Pigeon town Steppers, Easter Sunday 2014.

CTC Steppers, 2016.

 
 

Keber’s film is almost complete, with only a few more shots scheduled before her team begins entering their finished work in film festivals around the country.

She sees “Buckjumping” as a film that belongs not only to her, but also to the New Orleanians whose spirits propel the story forward. It’s part of Keber’s approach to what she calls “community media,” a seed planted more than a decade ago when she served an internship with Appalshop, the Oscar-winning media and arts group in Whitesburg, Kentucky, that has documented the lives of Appalachians since 1969.

“That was my first exposure to film and how to be a filmmaker,” Keber says. “Their community-media values are so strong, and that was the first lesson. You can't make media that's not accountable to community. You can't make media about community if you're not going to get community members to have their input. Anything less than that is false.”

Those principles guided the production of “Buckjumping” as Keber slowly built relationships with clubs in more than a half dozen New Orleans communities.

 
 
 
 

“I know when I enter these communities that I'm like a guest in their home,” she says. “I’m always sitting down with people first, having a drink, talking about who they are and what their priorities and their values are. I am polite, I listen, and I am aware that the image I create is how the world is going to see them.”

But her commitment to the communities included in the film goes farther than merely taking time to understand their people and values. Making “community media,” in her mind, means she is accountable to the subjects of her film.

“In each of the communities that I've filmed, I've shown their segments to them,” she says. “It’s checking in along the way — not to say they would have creative control, but checking in to make sure that they feel confident in what's being said about them.”

Throughout the film’s hour-plus length, a viewer hears only the voices of Keber’s subjects, with no narration. Community media, she argues, means “letting them speak in their own voices.”

“There's no text on screen, there's no voiceover, there are no omniscience, outside voices,” she says. “If I start writing voiceover, then that becomes my script. This is very much driven by the people who are in the film.”

 
 
 
 
 
 
 

The commitment extends to the financial realm. Beyoncé licensed some of the “Buckjumping” crew’s footage of the Pigeon Town Steppers for her “Lemonade” and “Formation” videos last year, and Keber quickly passed the money back to the Pigeon Town community.
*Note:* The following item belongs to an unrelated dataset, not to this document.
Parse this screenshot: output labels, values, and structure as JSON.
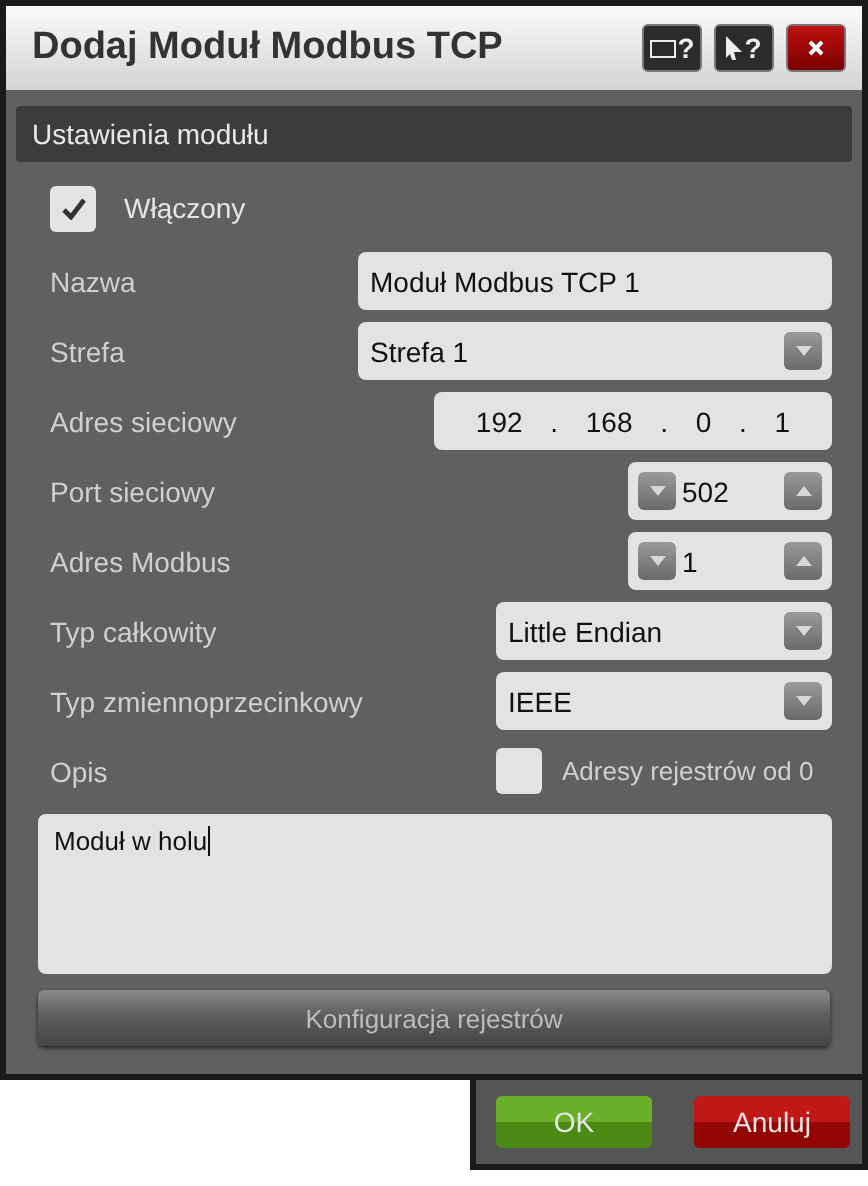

“If Beyoncé is paying me money for this shot of the Pigeon Town Steppers, it doesn't feel right [for me] to take that money,” she says. “That goes back to the Pigeon Town Steppers. It's not that I'm paying them for their being in it, but at the same time, if I'm profiting off of someone else's image, they need to share in that. People know that I have no interest in exploiting them financially.”

The Steppers were glad to get the licensing fee, but mostly, she says, “They were stoked they were going to be in a Beyoncé video.”

 
 
 
 
 
 
 

While production on “Buckjumping” is almost over, Keber and her uniquely diverse New Orleans crew have an all-or-nothing Kickstarter campaign running to raise the final $20,000 needed to complete the film. The campaign runs through Wednesday, March 14.

”Anything we raise in excess of that — if we're that lucky — will go toward being able to bring community members to film festivals, “ she says. “Festivals will pay for me to come as a director, but they won't often pay for someone in the film. But with a film like this, it's just inappropriate and irresponsible to have only me up on the stage talking. So, the hope is that anytime we have an out-of-town screening, we’ll be able to take at least one person from the film to be their own New Orleans cultural ambassador.”